Grouping and submitting is cool, but overheads are better

During the grouping experience I personally found it very interesting to learn from Lincoln existent experience. Being on a group where one of the members is familiar with the needing enviroments and requisites always helps to follow up with the schedule and getting things done.

On the other hand, I get the feeling that learning comes a lot from struggles and overheads. So, most of what I learned throughout the discipline was from the consequences of my problems during tutorials and other situations, rather than mainly from the contributions.

I have never actually searched, executed, deleted and created so many stuff inside my operating system, so one of the things that I learned the most was about the OS itself and how it works on the real world side.

A cool new project to follow

After the entire knowledge obtained through the discipline, on the beginning of june I found out about a cool open-source project in which I would really like to contribute.

The project is name OpenFHE, and it was an open-source project that focus on Fully Homomorphic Encryption (FHE) schemes. You can read more about it here.

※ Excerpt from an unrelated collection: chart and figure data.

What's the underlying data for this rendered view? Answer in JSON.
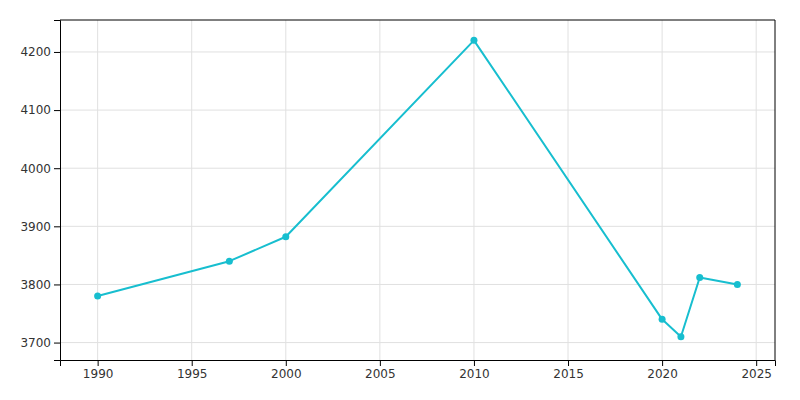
{
  "chart_data": {
    "type": "line",
    "x": [
      1990,
      1997,
      2000,
      2010,
      2020,
      2021,
      2022,
      2024
    ],
    "values": [
      3780,
      3840,
      3882,
      4220,
      3740,
      3710,
      3812,
      3800
    ],
    "color": "#17becf",
    "marker": "circle",
    "xlim": [
      1988,
      2026
    ],
    "ylim": [
      3670,
      4255
    ],
    "xticks": [
      1990,
      1995,
      2000,
      2005,
      2010,
      2015,
      2020,
      2025
    ],
    "yticks": [
      3700,
      3800,
      3900,
      4000,
      4100,
      4200
    ],
    "grid": true
  }
}
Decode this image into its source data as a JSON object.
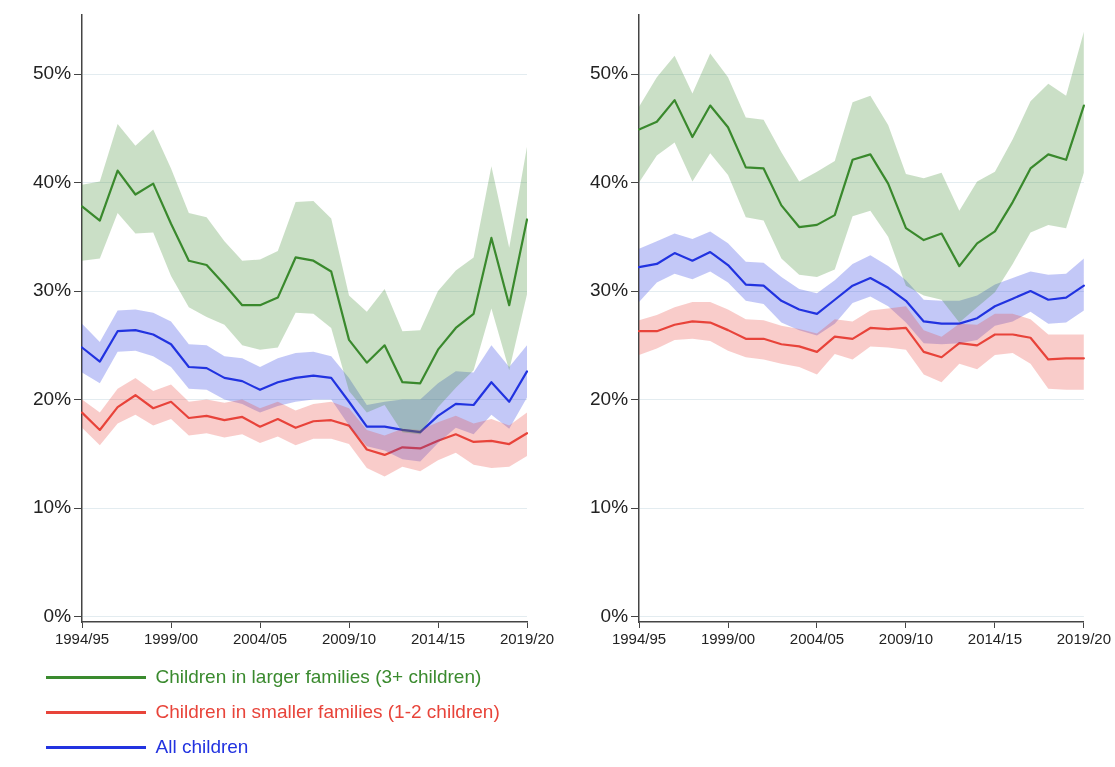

The coolest thing about this project is that it diversifies and opens a lot on how you can contribute to the project, from solving issues, to creating new implementations and APIs as well as translating already existing implementations to another languages and experiment with them. You can learn more about it here.

My interesent landed on the C++ implementation, which can be found here.

For the contribution flow, you can find out more here

For the Crypto community this is amazing, especially considering that new implementations are always welcome in post-quantum side.

Sadly, this dicovery was way too late considering the schedule of the discipline, and I couldn’t go through contributions on my on in this.